Он кивнул с набитым ртом и руками, полными объедков.
Я стал потихоньку пробираться к королевским гостям. Кортни болтал с одной из дам, точно не замечая существования Елизаветы, хотя она сидела лишь в паре шагов. Я взял на заметку его поведение, особенно в свете того, что мне уже удалось разузнать. Очевидно, ни Кортни, ни принцесса не желали показывать свои отношения на публике.
В поисках подходящего случая я остановился около компании увлеченных сплетнями придворных. И тут мне наконец повезло: Джейн Дормер поспешила занять свободный табурет, волоча за собой черного песика, который все так же упирался и натягивал поводок. Джейн пыталась заставить его сесть, толкала, прижимая к полу задние лапы, и корила за непослушание. Песик в ответ только тявкал, бешено виляя хвостом; взгляд его неотрывно устремлялся туда, где сидела принцесса. Минуту спустя к Джейн подплыла Сибилла и завела разговор, однако мистрис Дормер, поглощенная безуспешными попытками укротить своего любимца, едва глянула на элегантную собеседницу.

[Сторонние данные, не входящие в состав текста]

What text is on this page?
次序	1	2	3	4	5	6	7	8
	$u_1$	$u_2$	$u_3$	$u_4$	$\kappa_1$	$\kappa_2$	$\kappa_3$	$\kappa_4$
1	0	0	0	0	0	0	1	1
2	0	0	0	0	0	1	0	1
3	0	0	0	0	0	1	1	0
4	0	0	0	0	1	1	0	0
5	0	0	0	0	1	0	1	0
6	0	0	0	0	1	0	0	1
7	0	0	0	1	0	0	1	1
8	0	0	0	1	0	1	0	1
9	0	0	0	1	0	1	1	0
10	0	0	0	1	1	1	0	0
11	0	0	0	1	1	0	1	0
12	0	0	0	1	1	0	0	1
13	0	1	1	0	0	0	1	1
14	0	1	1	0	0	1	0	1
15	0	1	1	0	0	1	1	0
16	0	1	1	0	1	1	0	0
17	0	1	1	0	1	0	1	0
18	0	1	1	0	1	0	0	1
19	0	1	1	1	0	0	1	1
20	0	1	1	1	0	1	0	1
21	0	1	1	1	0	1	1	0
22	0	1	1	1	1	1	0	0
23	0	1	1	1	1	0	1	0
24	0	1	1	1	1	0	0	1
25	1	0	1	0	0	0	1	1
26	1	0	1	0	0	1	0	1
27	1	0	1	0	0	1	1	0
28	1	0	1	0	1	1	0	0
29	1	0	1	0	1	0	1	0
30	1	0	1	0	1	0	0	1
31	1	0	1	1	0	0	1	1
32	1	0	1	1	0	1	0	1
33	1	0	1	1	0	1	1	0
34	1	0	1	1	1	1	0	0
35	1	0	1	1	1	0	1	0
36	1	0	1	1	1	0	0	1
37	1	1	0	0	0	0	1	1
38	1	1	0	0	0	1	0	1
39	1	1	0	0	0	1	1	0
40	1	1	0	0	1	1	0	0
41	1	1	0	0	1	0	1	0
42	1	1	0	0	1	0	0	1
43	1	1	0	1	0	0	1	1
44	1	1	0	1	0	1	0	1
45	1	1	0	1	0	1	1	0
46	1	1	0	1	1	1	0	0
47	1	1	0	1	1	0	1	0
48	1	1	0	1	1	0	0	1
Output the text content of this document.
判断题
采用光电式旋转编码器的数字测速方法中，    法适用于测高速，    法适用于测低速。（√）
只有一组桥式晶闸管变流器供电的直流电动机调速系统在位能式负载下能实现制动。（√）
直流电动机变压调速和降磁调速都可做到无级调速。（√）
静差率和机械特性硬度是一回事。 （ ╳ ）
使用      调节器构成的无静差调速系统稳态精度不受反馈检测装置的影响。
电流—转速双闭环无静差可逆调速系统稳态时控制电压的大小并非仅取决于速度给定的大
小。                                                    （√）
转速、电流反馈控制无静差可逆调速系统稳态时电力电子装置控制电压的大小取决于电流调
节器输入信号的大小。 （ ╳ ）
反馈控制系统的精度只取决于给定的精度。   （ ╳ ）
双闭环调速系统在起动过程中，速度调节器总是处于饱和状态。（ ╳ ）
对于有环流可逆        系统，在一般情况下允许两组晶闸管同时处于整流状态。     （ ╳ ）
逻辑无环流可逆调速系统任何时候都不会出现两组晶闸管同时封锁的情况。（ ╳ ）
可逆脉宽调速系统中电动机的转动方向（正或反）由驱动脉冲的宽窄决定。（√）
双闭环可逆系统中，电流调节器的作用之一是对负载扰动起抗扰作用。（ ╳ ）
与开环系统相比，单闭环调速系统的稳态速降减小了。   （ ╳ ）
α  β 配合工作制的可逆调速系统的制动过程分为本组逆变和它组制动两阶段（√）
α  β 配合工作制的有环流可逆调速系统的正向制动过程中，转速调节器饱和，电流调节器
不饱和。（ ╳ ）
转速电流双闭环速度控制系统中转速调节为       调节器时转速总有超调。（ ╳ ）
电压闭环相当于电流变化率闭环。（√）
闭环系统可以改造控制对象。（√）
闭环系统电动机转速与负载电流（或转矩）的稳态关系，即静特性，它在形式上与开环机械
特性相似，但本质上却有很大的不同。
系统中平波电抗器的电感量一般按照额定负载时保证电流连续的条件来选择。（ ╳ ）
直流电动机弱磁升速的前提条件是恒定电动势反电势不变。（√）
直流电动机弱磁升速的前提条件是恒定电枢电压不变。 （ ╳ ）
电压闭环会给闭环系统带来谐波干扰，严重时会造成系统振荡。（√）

Я сделал глубокий вдох и небрежным шагом направился к ним. Сорвав с головы берет, я присел на корточки, чтобы погладить пса. Тот немедля подпрыгнул и облизал мое лицо.
– Черныш, прекрати! – Джейн залилась румянцем и одарила меня виноватым взглядом. – Извините. Я просто не знаю, что с ним делать! Он совершенно не желает меня слушаться.
Черныш продолжал выражать симпатию на свой собачий манер, а я между тем незаметно обследовал узел в том месте, где поводок прикреплялся к ошейнику. Узелок, как я предполагал, оказался слабый, и мне не составило труда ослабить его еще больше.
– Бедняга, – проговорил я вслух. – Здесь так шумно и столько народу – неудивительно, что он пришел в замешательство.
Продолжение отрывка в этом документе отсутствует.